Holy smokes! Who would’ve guessed that? Too bad we don’t have any prior evidence to suggest that animal agriculture is the cause. Blame the vegetables! Except, that’s irrational. We have prior evidence of salmonella contamination, as well as evidence involving E. coli that suggests this exact link:

The likely source of an E. coli outbreak in spinach that killed three people and sickened more than 200 was a small cattle ranch about 50 kilometres from California’s central coastline, state and federal officials said Friday as they concluded their investigation.

They found E. coli “indistinguishable from the outbreak strain” in river water, cattle feces, and wild pig feces on the ranch about a kilometre from the spinach fields, the California Department of Health Services and U.S. Food and Drug Administration said in a joint report.

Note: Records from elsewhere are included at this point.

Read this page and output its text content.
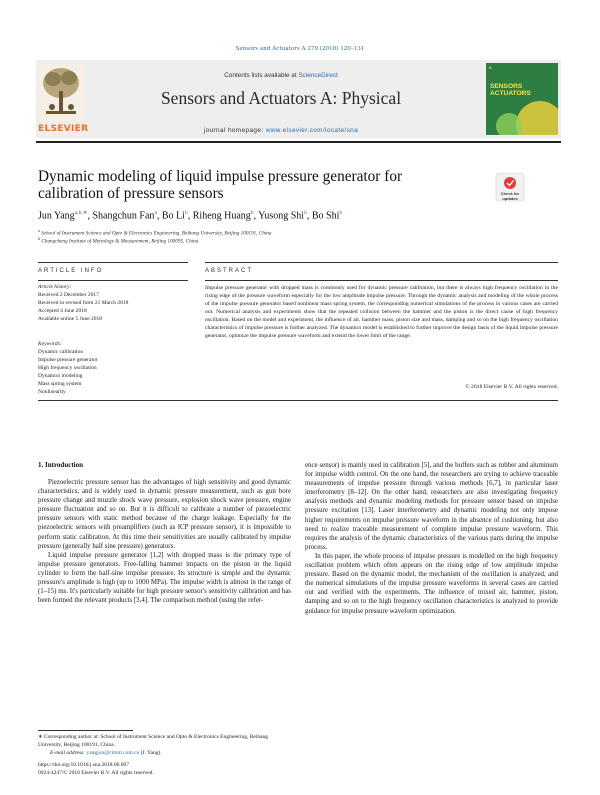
Sensors and Actuators A 279 (2018) 120–131
ELSEVIER
Contents lists available at ScienceDirect
Sensors and Actuators A: Physical
journal homepage: www.elsevier.com/locate/sna
A
SENSORS
ACTUATORS
Dynamic modeling of liquid impulse pressure generator for
calibration of pressure sensors	Check for
updates
Jun Yang$^{a,b,∗}$, Shangchun Fan$^a$, Bo Li$^b$, Riheng Huang$^b$, Yusong Shi$^b$, Bo Shi$^b$
$^a$ School of Instrument Science and Opto & Electronics Engineering, Beihang University, Beijing 100191, China
$^b$ Changcheng Institute of Metrology & Measurement, Beijing 100095, China
ARTICLE INFO	ABSTRACT
Article history:
Received 2 December 2017
Received in revised form 21 March 2018
Accepted 4 June 2018
Available online 5 June 2018
Keywords:
Dynamic calibration
Impulse pressure generator
High frequency oscillation
Dynamics modeling
Mass spring system
Nonlinearity
Impulse pressure generator with dropped mass is commonly used for dynamic pressure calibration, but there is always high frequency oscillation in the rising edge of the pressure waveform especially for the low amplitude impulse pressure. Through the dynamic analysis and modeling of the whole process of the impulse pressure generator based nonlinear mass spring system, the corresponding numerical simulations of the process in various cases are carried out. Numerical analysis and experiments show that the repeated collision between the hammer and the piston is the direct cause of high frequency oscillation. Based on the model and experiment, the influence of air, hammer mass, piston size and mass, damping and so on the high frequency oscillation characteristics of impulse pressure is further analyzed. The dynamics model is established to further improve the design basis of the liquid impulse pressure generator, optimize the impulse pressure waveform and extend the lower limit of the range.
© 2018 Elsevier B.V. All rights reserved.
1. Introduction
Piezoelectric pressure sensor has the advantages of high sensitivity and good dynamic characteristics, and is widely used in dynamic pressure measurement, such as gun bore pressure change and muzzle shock wave pressure, explosion shock wave pressure, engine pressure fluctuation and so on. But it is difficult to calibrate a number of piezoelectric pressure sensors with static method because of the charge leakage. Especially for the piezoelectric sensors with preamplifiers (such as ICP pressure sensor), it is impossible to perform static calibration. At this time their sensitivities are usually calibrated by impulse pressure (generally half sine pressure) generators.
Liquid impulse pressure generator [1,2] with dropped mass is the primary type of impulse pressure generators. Free-falling hammer impacts on the piston in the liquid cylinder to form the half-sine impulse pressure. Its structure is simple and the dynamic pressure's amplitude is high (up to 1000 MPa). The impulse width is almost in the range of (1–15) ms. It's particularly suitable for high pressure sensor's sensitivity calibration and has been formed the relevant products [3,4]. The comparison method (using the refer-
ence sensor) is mainly used in calibration [5], and the buffers such as rubber and aluminum for impulse width control. On the one hand, the researchers are trying to achieve traceable measurements of impulse pressure through various methods [6,7], in particular laser interferometry [8–12]. On the other hand, researchers are also investigating frequency analysis methods and dynamic modeling methods for pressure sensor based on impulse pressure excitation [13]. Laser interferometry and dynamic modeling not only impose higher requirements on impulse pressure waveform in the absence of cushioning, but also need to realize traceable measurement of complete impulse pressure waveform. This requires the analysis of the dynamic characteristics of the various parts during the impulse process.
In this paper, the whole process of impulse pressure is modelled on the high frequency oscillation problem which often appears on the rising edge of low amplitude impulse pressure. Based on the dynamic model, the mechanism of the oscillation is analyzed, and the numerical simulations of the impulse pressure waveforms in several cases are carried out and verified with the experiments. The influence of mixed air, hammer, piston, damping and so on to the high frequency oscillation characteristics is analyzed to provide guidance for impulse pressure waveform optimization.
∗ Corresponding author at: School of Instrument Science and Opto & Electronics Engineering, Beihang University, Beijing 100191, China.
E-mail address: yangjun@cimm.com.cn (J. Yang).
https://doi.org/10.1016/j.sna.2018.06.007
0924-4247/© 2018 Elsevier B.V. All rights reserved.
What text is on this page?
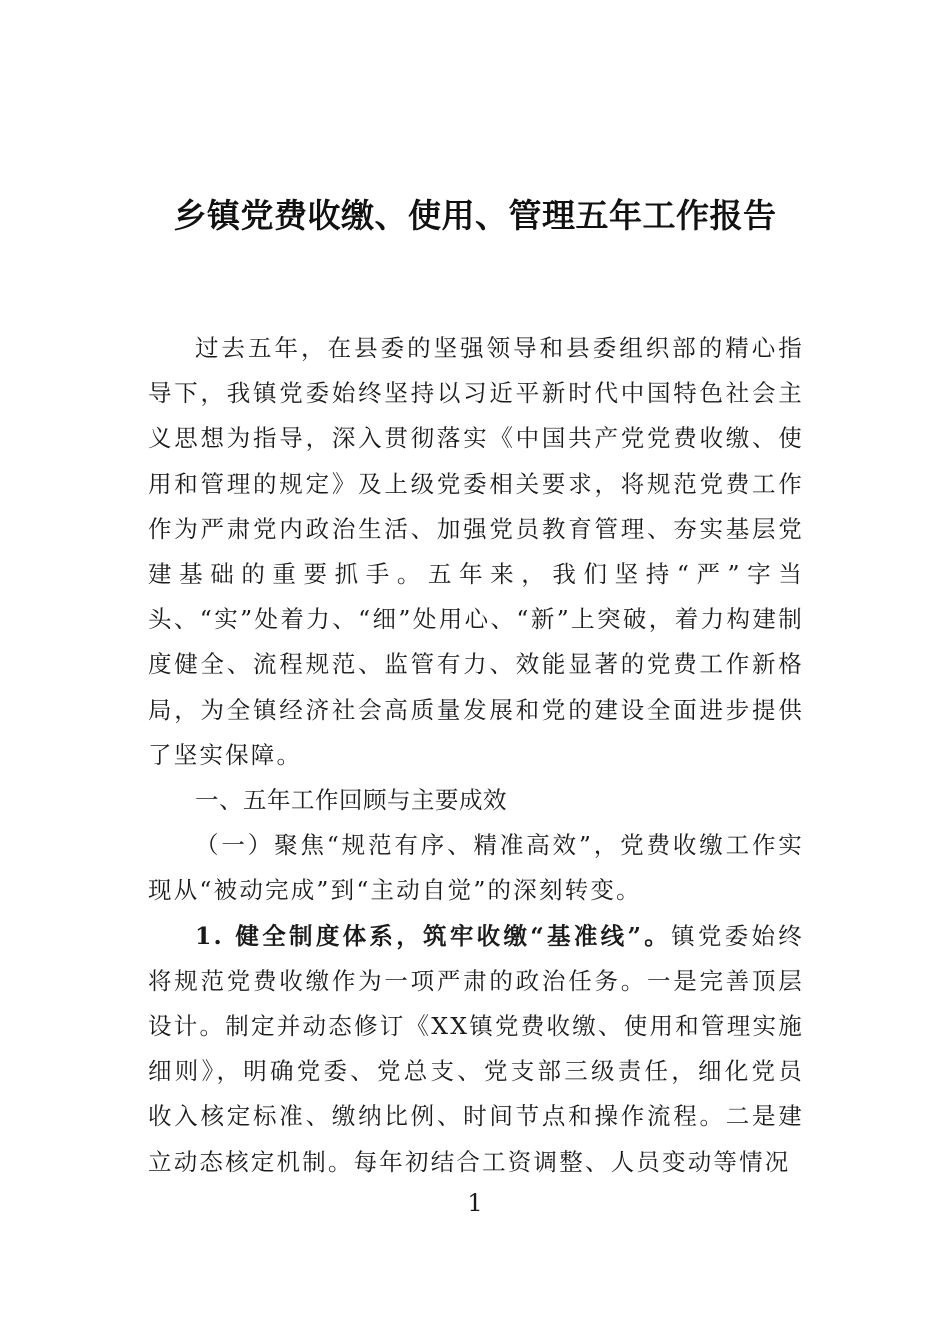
乡镇党费收缴、使用、管理五年工作报告

过去五年，在县委的坚强领导和县委组织部的精心指导下，我镇党委始终坚持以习近平新时代中国特色社会主义思想为指导，深入贯彻落实《中国共产党党费收缴、使用和管理的规定》及上级党委相关要求，将规范党费工作作为严肃党内政治生活、加强党员教育管理、夯实基层党建基础的重要抓手。五年来，我们坚持“严”字当头、“实”处着力、“细”处用心、“新”上突破，着力构建制度健全、流程规范、监管有力、效能显著的党费工作新格局，为全镇经济社会高质量发展和党的建设全面进步提供了坚实保障。

一、五年工作回顾与主要成效

（一）聚焦“规范有序、精准高效”，党费收缴工作实现从“被动完成”到“主动自觉”的深刻转变。

1. 健全制度体系，筑牢收缴“基准线”。镇党委始终将规范党费收缴作为一项严肃的政治任务。一是完善顶层设计。制定并动态修订《XX镇党费收缴、使用和管理实施细则》，明确党委、党总支、党支部三级责任，细化党员收入核定标准、缴纳比例、时间节点和操作流程。二是建立动态核定机制。每年初结合工资调整、人员变动等情况

1
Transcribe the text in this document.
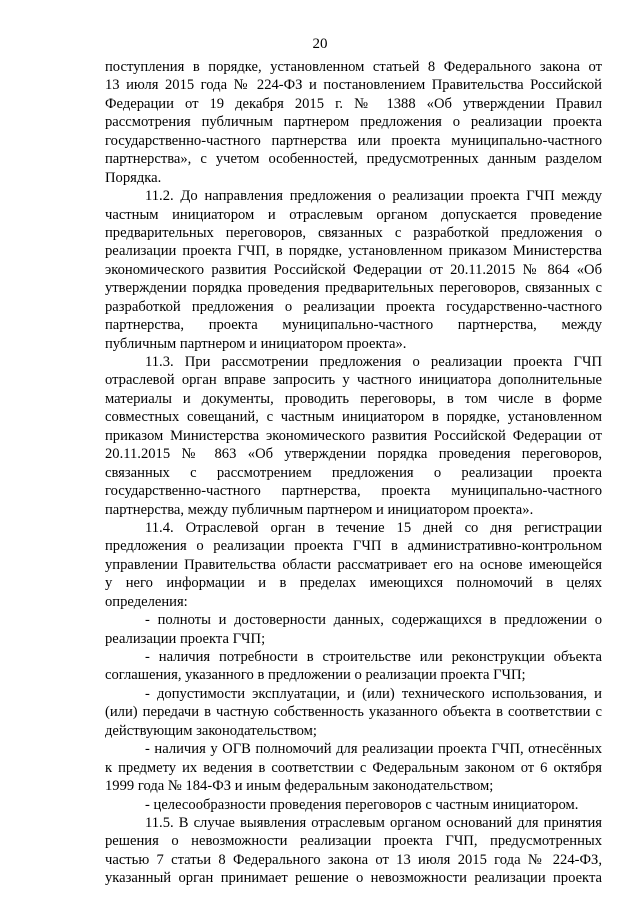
20
поступления в порядке, установленном статьей 8 Федерального закона от
13 июля 2015 года № 224-ФЗ и постановлением Правительства Российской
Федерации от 19 декабря 2015 г. № 1388 «Об утверждении Правил
рассмотрения публичным партнером предложения о реализации проекта
государственно-частного партнерства или проекта муниципально-частного
партнерства», с учетом особенностей, предусмотренных данным разделом
Порядка.
11.2. До направления предложения о реализации проекта ГЧП между
частным инициатором и отраслевым органом допускается проведение
предварительных переговоров, связанных с разработкой предложения о
реализации проекта ГЧП, в порядке, установленном приказом Министерства
экономического развития Российской Федерации от 20.11.2015 № 864 «Об
утверждении порядка проведения предварительных переговоров, связанных с
разработкой предложения о реализации проекта государственно-частного
партнерства, проекта муниципально-частного партнерства, между
публичным партнером и инициатором проекта».
11.3. При рассмотрении предложения о реализации проекта ГЧП
отраслевой орган вправе запросить у частного инициатора дополнительные
материалы и документы, проводить переговоры, в том числе в форме
совместных совещаний, с частным инициатором в порядке, установленном
приказом Министерства экономического развития Российской Федерации от
20.11.2015 № 863 «Об утверждении порядка проведения переговоров,
связанных с рассмотрением предложения о реализации проекта
государственно-частного партнерства, проекта муниципально-частного
партнерства, между публичным партнером и инициатором проекта».
11.4. Отраслевой орган в течение 15 дней со дня регистрации
предложения о реализации проекта ГЧП в административно-контрольном
управлении Правительства области рассматривает его на основе имеющейся
у него информации и в пределах имеющихся полномочий в целях
определения:
- полноты и достоверности данных, содержащихся в предложении о
реализации проекта ГЧП;
- наличия потребности в строительстве или реконструкции объекта
соглашения, указанного в предложении о реализации проекта ГЧП;
- допустимости эксплуатации, и (или) технического использования, и
(или) передачи в частную собственность указанного объекта в соответствии с
действующим законодательством;
- наличия у ОГВ полномочий для реализации проекта ГЧП, отнесённых
к предмету их ведения в соответствии с Федеральным законом от 6 октября
1999 года № 184-ФЗ и иным федеральным законодательством;
- целесообразности проведения переговоров с частным инициатором.
11.5. В случае выявления отраслевым органом оснований для принятия
решения о невозможности реализации проекта ГЧП, предусмотренных
частью 7 статьи 8 Федерального закона от 13 июля 2015 года № 224-ФЗ,
указанный орган принимает решение о невозможности реализации проекта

Let’s continue burying that in the story, though. Meat is fine because it should be cooked. I, dirty hippie that I am, with my “natural” foods, I need to be careful because that will kill me. And, anyway, I’m not getting enough protein, so who am I to tell anyone else what is and is not the cause of anything to do with food?

Thankfully, with our main course of ignorance, we’ll get a heaping side dish consisting of rent-seeking regulation:

Consumer advocates and produce trade groups say fresh produce needs mandatory safety standards. Currently, growers follow voluntary guidelines issued by the FDA.

Lovely. Our existing animal agriculture safety regulations are followed so closely that vegetables regularly become contaminated. But, if we just regulate the vegetables enough, we’ll all be safe. That’s a brilliant line of thinking.

Or I could just mutter “barriers to entry” and end this entry.